Those look great! I've tried all the different ones as well and can't seem to come up with anything much better than the dacron line many use which I have to tied multiple knots in to get it to stay. Definitely going to give these a shot. Thanks for sharing!


----------



## Cajunsaugeye (Apr 9, 2013)

Why no love for the speed stops?!?! They literally take 10 seconds to put on,don't weaken your line,and as long as you wrap around as instructed,will not slip unless you adjust it.I've used them for years would NEVER switch to having to use pliers or those stupid knots you get either too tight and can't adjust or too loose and won't stay.And they don't interfere one bit with casting.Am I missing something here?


----------



## papaperch (Apr 12, 2004)

Cajunsaugeye said:


> Why no love for the speed stops?!?! They literally take 10 seconds to put on,don't weaken your line,and as long as you wrap around as instructed,will not slip unless you adjust it.I've used them for years would NEVER switch to having to use pliers or those stupid knots you get either too tight and can't adjust or too loose and won't stay.And they don't interfere one bit with casting.Am I missing something here?
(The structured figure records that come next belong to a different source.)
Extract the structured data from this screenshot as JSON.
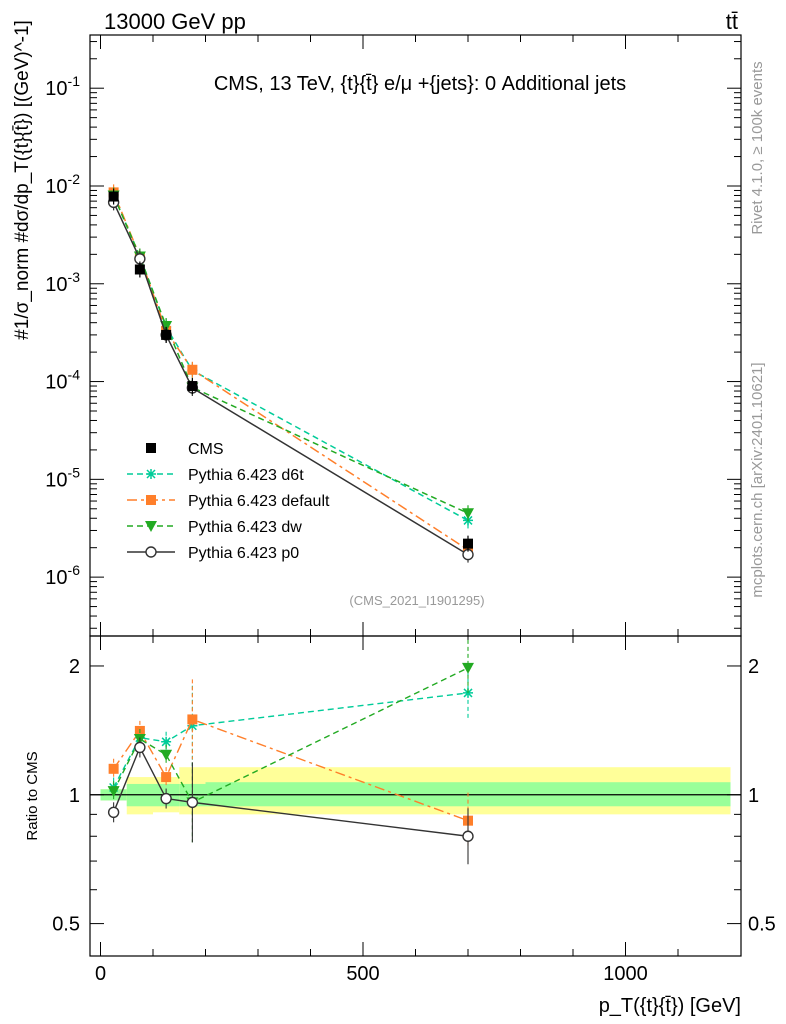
{
  "header": {
    "left": "13000 GeV pp",
    "right": "tt̄"
  },
  "side_labels": {
    "rivet": "Rivet 4.1.0, ≥ 100k events",
    "site": "mcplots.cern.ch [arXiv:2401.10621]"
  },
  "chart_data": [
    {
      "type": "line",
      "panel": "main",
      "title": "CMS, 13 TeV, {t}{t̄} e/μ +{jets}: 0 Additional jets",
      "watermark": "(CMS_2021_I1901295)",
      "ylabel": "#1/σ_norm #dσ/dp_T({t}{t̄}) [(GeV)^-1]",
      "yscale": "log",
      "ylim": [
        2.5e-07,
        0.35
      ],
      "xlim": [
        -20,
        1220
      ],
      "ytick_labels": [
        "10^-6",
        "10^-5",
        "10^-4",
        "10^-3",
        "10^-2",
        "10^-1"
      ],
      "legend_position": "middle-left",
      "x": [
        25,
        75,
        125,
        175,
        700
      ],
      "series": [
        {
          "name": "CMS",
          "color": "#000000",
          "marker": "square",
          "values": [
            0.0078,
            0.0014,
            0.0003,
            9e-05,
            2.2e-06
          ]
        },
        {
          "name": "Pythia 6.423 d6t",
          "color": "#00cc99",
          "marker": "star",
          "dash": "6,4",
          "values": [
            0.0081,
            0.0019,
            0.00036,
            0.00013,
            3.8e-06
          ]
        },
        {
          "name": "Pythia 6.423 default",
          "color": "#ff7f2a",
          "marker": "square",
          "dash": "10,4,3,4",
          "values": [
            0.0086,
            0.0019,
            0.00033,
            0.000132,
            1.9e-06
          ]
        },
        {
          "name": "Pythia 6.423 dw",
          "color": "#22aa22",
          "marker": "triangle-down",
          "dash": "6,4",
          "values": [
            0.008,
            0.0019,
            0.00037,
            8.7e-05,
            4.5e-06
          ]
        },
        {
          "name": "Pythia 6.423 p0",
          "color": "#333333",
          "marker": "circle-open",
          "dash": "",
          "values": [
            0.0068,
            0.0018,
            0.0003,
            8.6e-05,
            1.7e-06
          ]
        }
      ]
    },
    {
      "type": "line",
      "panel": "ratio",
      "ylabel": "Ratio to CMS",
      "xlabel": "p_T({t}{t̄}) [GeV]",
      "yscale": "log",
      "ylim": [
        0.42,
        2.35
      ],
      "xlim": [
        -20,
        1220
      ],
      "xtick_labels": [
        "0",
        "500",
        "1000"
      ],
      "ytick_labels": [
        "0.5",
        "1",
        "2"
      ],
      "x": [
        25,
        75,
        125,
        175,
        700
      ],
      "band_bins": [
        {
          "x0": 0,
          "x1": 50,
          "green": [
            0.97,
            1.03
          ],
          "yellow": [
            0.97,
            1.03
          ]
        },
        {
          "x0": 50,
          "x1": 100,
          "green": [
            0.94,
            1.06
          ],
          "yellow": [
            0.9,
            1.1
          ]
        },
        {
          "x0": 100,
          "x1": 150,
          "green": [
            0.94,
            1.06
          ],
          "yellow": [
            0.91,
            1.1
          ]
        },
        {
          "x0": 150,
          "x1": 200,
          "green": [
            0.94,
            1.06
          ],
          "yellow": [
            0.9,
            1.16
          ]
        },
        {
          "x0": 200,
          "x1": 1200,
          "green": [
            0.94,
            1.07
          ],
          "yellow": [
            0.9,
            1.16
          ]
        }
      ],
      "series": [
        {
          "name": "Pythia 6.423 d6t",
          "color": "#00cc99",
          "marker": "star",
          "dash": "6,4",
          "values": [
            1.04,
            1.36,
            1.33,
            1.45,
            1.73
          ]
        },
        {
          "name": "Pythia 6.423 default",
          "color": "#ff7f2a",
          "marker": "square",
          "dash": "10,4,3,4",
          "values": [
            1.15,
            1.41,
            1.1,
            1.5,
            0.87
          ]
        },
        {
          "name": "Pythia 6.423 dw",
          "color": "#22aa22",
          "marker": "triangle-down",
          "dash": "6,4",
          "values": [
            1.02,
            1.35,
            1.24,
            0.96,
            1.98
          ]
        },
        {
          "name": "Pythia 6.423 p0",
          "color": "#333333",
          "marker": "circle-open",
          "dash": "",
          "values": [
            0.91,
            1.29,
            0.98,
            0.96,
            0.8
          ]
        }
      ]
    }
  ]
}
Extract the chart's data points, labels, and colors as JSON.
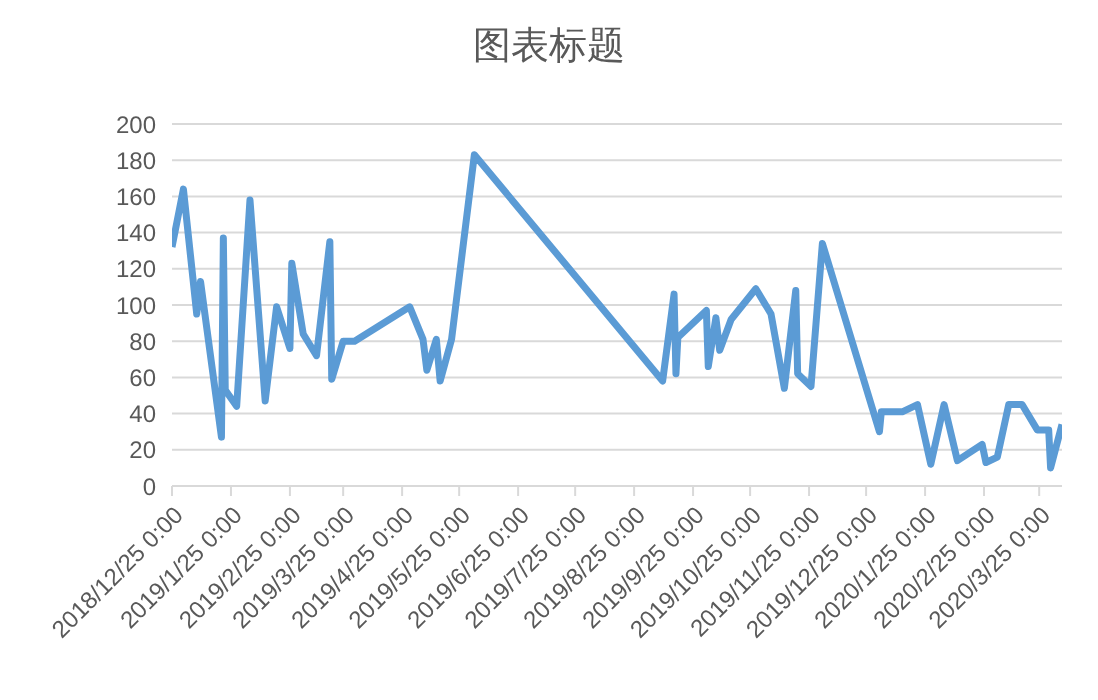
{
  "chart_data": {
    "type": "line",
    "title": "图表标题",
    "x": [
      "2018-12-25",
      "2018-12-31",
      "2019-01-07",
      "2019-01-09",
      "2019-01-20",
      "2019-01-21",
      "2019-01-22",
      "2019-01-28",
      "2019-02-04",
      "2019-02-12",
      "2019-02-18",
      "2019-02-25",
      "2019-02-26",
      "2019-03-04",
      "2019-03-11",
      "2019-03-18",
      "2019-03-19",
      "2019-03-25",
      "2019-03-31",
      "2019-04-29",
      "2019-05-06",
      "2019-05-08",
      "2019-05-13",
      "2019-05-15",
      "2019-05-21",
      "2019-06-02",
      "2019-09-09",
      "2019-09-15",
      "2019-09-16",
      "2019-09-17",
      "2019-10-02",
      "2019-10-03",
      "2019-10-07",
      "2019-10-09",
      "2019-10-15",
      "2019-10-28",
      "2019-11-05",
      "2019-11-12",
      "2019-11-18",
      "2019-11-19",
      "2019-11-26",
      "2019-12-02",
      "2020-01-01",
      "2020-01-02",
      "2020-01-13",
      "2020-01-21",
      "2020-01-28",
      "2020-02-04",
      "2020-02-11",
      "2020-02-24",
      "2020-02-26",
      "2020-03-03",
      "2020-03-09",
      "2020-03-16",
      "2020-03-24",
      "2020-03-30",
      "2020-03-31",
      "2020-04-06"
    ],
    "series": [
      {
        "color": "#5b9bd5",
        "values": [
          132,
          164,
          95,
          113,
          27,
          137,
          53,
          44,
          158,
          47,
          99,
          76,
          123,
          84,
          72,
          135,
          59,
          80,
          80,
          99,
          81,
          64,
          81,
          58,
          81,
          183,
          58,
          106,
          62,
          82,
          97,
          66,
          93,
          75,
          92,
          109,
          95,
          54,
          108,
          62,
          55,
          134,
          30,
          41,
          41,
          45,
          12,
          45,
          14,
          23,
          13,
          16,
          45,
          45,
          31,
          31,
          10,
          34
        ]
      }
    ],
    "xlim": [
      "2018-12-25",
      "2020-04-06"
    ],
    "xticks": [
      {
        "value": "2018-12-25",
        "label": "2018/12/25 0:00"
      },
      {
        "value": "2019-01-25",
        "label": "2019/1/25 0:00"
      },
      {
        "value": "2019-02-25",
        "label": "2019/2/25 0:00"
      },
      {
        "value": "2019-03-25",
        "label": "2019/3/25 0:00"
      },
      {
        "value": "2019-04-25",
        "label": "2019/4/25 0:00"
      },
      {
        "value": "2019-05-25",
        "label": "2019/5/25 0:00"
      },
      {
        "value": "2019-06-25",
        "label": "2019/6/25 0:00"
      },
      {
        "value": "2019-07-25",
        "label": "2019/7/25 0:00"
      },
      {
        "value": "2019-08-25",
        "label": "2019/8/25 0:00"
      },
      {
        "value": "2019-09-25",
        "label": "2019/9/25 0:00"
      },
      {
        "value": "2019-10-25",
        "label": "2019/10/25 0:00"
      },
      {
        "value": "2019-11-25",
        "label": "2019/11/25 0:00"
      },
      {
        "value": "2019-12-25",
        "label": "2019/12/25 0:00"
      },
      {
        "value": "2020-01-25",
        "label": "2020/1/25 0:00"
      },
      {
        "value": "2020-02-25",
        "label": "2020/2/25 0:00"
      },
      {
        "value": "2020-03-25",
        "label": "2020/3/25 0:00"
      }
    ],
    "ylim": [
      0,
      200
    ],
    "yticks": [
      0,
      20,
      40,
      60,
      80,
      100,
      120,
      140,
      160,
      180,
      200
    ],
    "grid": "y",
    "marker": "none",
    "line_style": "solid"
  }
}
Glad the speed stops work for you. If you are that satisfied with them then of course why try anything else. The Arnold speed stops are the ones shaped like a dog bone and you are supposed to wrap the line around the middle. They worked well for me until I moved them. They had a tendency to cork screw my mono permanently. The other plastic stops had four tiny holes drilled in line and also screwed my mono up when moved.

Believe me I have tried every thing you can think of. Been playing with them for well over 50 years. Before they came out with the super braided lines I used to lose about a gross of slip bobbers every year.

I asked owner thru email about even smaller bobber than the mini. For ice fishing use. Two days later he responded and said check back this fall as they are working on it.

Now using the braid as a main line and mono as a six foot leader. I always get the bobbers back when snagged. The beauty part of it is . I never have to cut my line to change anything. Once I set my slip bobber poles up they are good to go on until I have to change main line .


----------